There’s a small point of terminology that’s important for getting a clear idea of the state of support for curve25519 in IETF protocols.

X25519 is the name used for key exchange (Diffie-Hellman) which has been widely supported for some years now since it was added to TLS.

Ed25519 is the name used for digital signatures (Ed is short for Edwards) which is what you need for certificates. It was a few years later to arrive in OpenSSL because TLS didn’t need it.

> I don't think there's widespread support for X25519 (or X448) in X.509 certificates.

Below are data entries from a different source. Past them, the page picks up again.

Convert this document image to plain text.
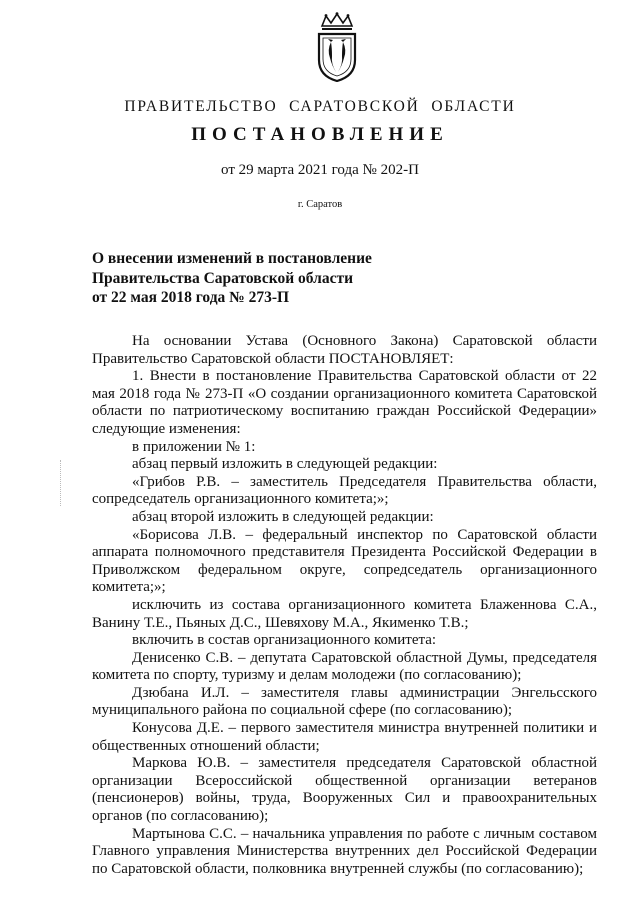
ПРАВИТЕЛЬСТВО САРАТОВСКОЙ ОБЛАСТИ
ПОСТАНОВЛЕНИЕ
от 29 марта 2021 года № 202-П
г. Саратов
О внесении изменений в постановление
Правительства Саратовской области
от 22 мая 2018 года № 273-П

На основании Устава (Основного Закона) Саратовской области Правительство Саратовской области ПОСТАНОВЛЯЕТ:

1. Внести в постановление Правительства Саратовской области от 22 мая 2018 года № 273-П «О создании организационного комитета Саратовской области по патриотическому воспитанию граждан Российской Федерации» следующие изменения:

в приложении № 1:

абзац первый изложить в следующей редакции:

«Грибов Р.В. – заместитель Председателя Правительства области, сопредседатель организационного комитета;»;

абзац второй изложить в следующей редакции:

«Борисова Л.В. – федеральный инспектор по Саратовской области аппарата полномочного представителя Президента Российской Федерации в Приволжском федеральном округе, сопредседатель организационного комитета;»;

исключить из состава организационного комитета Блаженнова С.А., Ванину Т.Е., Пьяных Д.С., Шевяхову М.А., Якименко Т.В.;

включить в состав организационного комитета:

Денисенко С.В. – депутата Саратовской областной Думы, председателя комитета по спорту, туризму и делам молодежи (по согласованию);

Дзюбана И.Л. – заместителя главы администрации Энгельсского муниципального района по социальной сфере (по согласованию);

Конусова Д.Е. – первого заместителя министра внутренней политики и общественных отношений области;

Маркова Ю.В. – заместителя председателя Саратовской областной организации Всероссийской общественной организации ветеранов (пенсионеров) войны, труда, Вооруженных Сил и правоохранительных органов (по согласованию);

Мартынова С.С. – начальника управления по работе с личным составом Главного управления Министерства внутренних дел Российской Федерации по Саратовской области, полковника внутренней службы (по согласованию);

The 2018 RFC if anyone is wondering:

* https://tools.ietf.org/html/rfc8410

Note that this document is (of course) not an implementation, or even an explanation of how to implement support for this, but only a description of how to spell X25519 in ASN.1 in order to write it into a PKIX X.509 certificate.

So this document is a precursor to widespread support for X25519 in certificates only in the same way that coming up with a name for your kid is a precursor to giving birth. It's not strictly necessary, and it's certainly not the most important thing you needed to do, but I guess it can be part of the process.

Huh? It doesn't write all the code for you, but it is an explanation, even provides an example of full certificate.

Yes, it explains how to write this down so that everybody agrees, we call this "spelling" by analogy to teaching a written language like English.

It does not explain how to actually use any of this. RFC 8032 covers how to actually implement EdDSA, but that's a different document.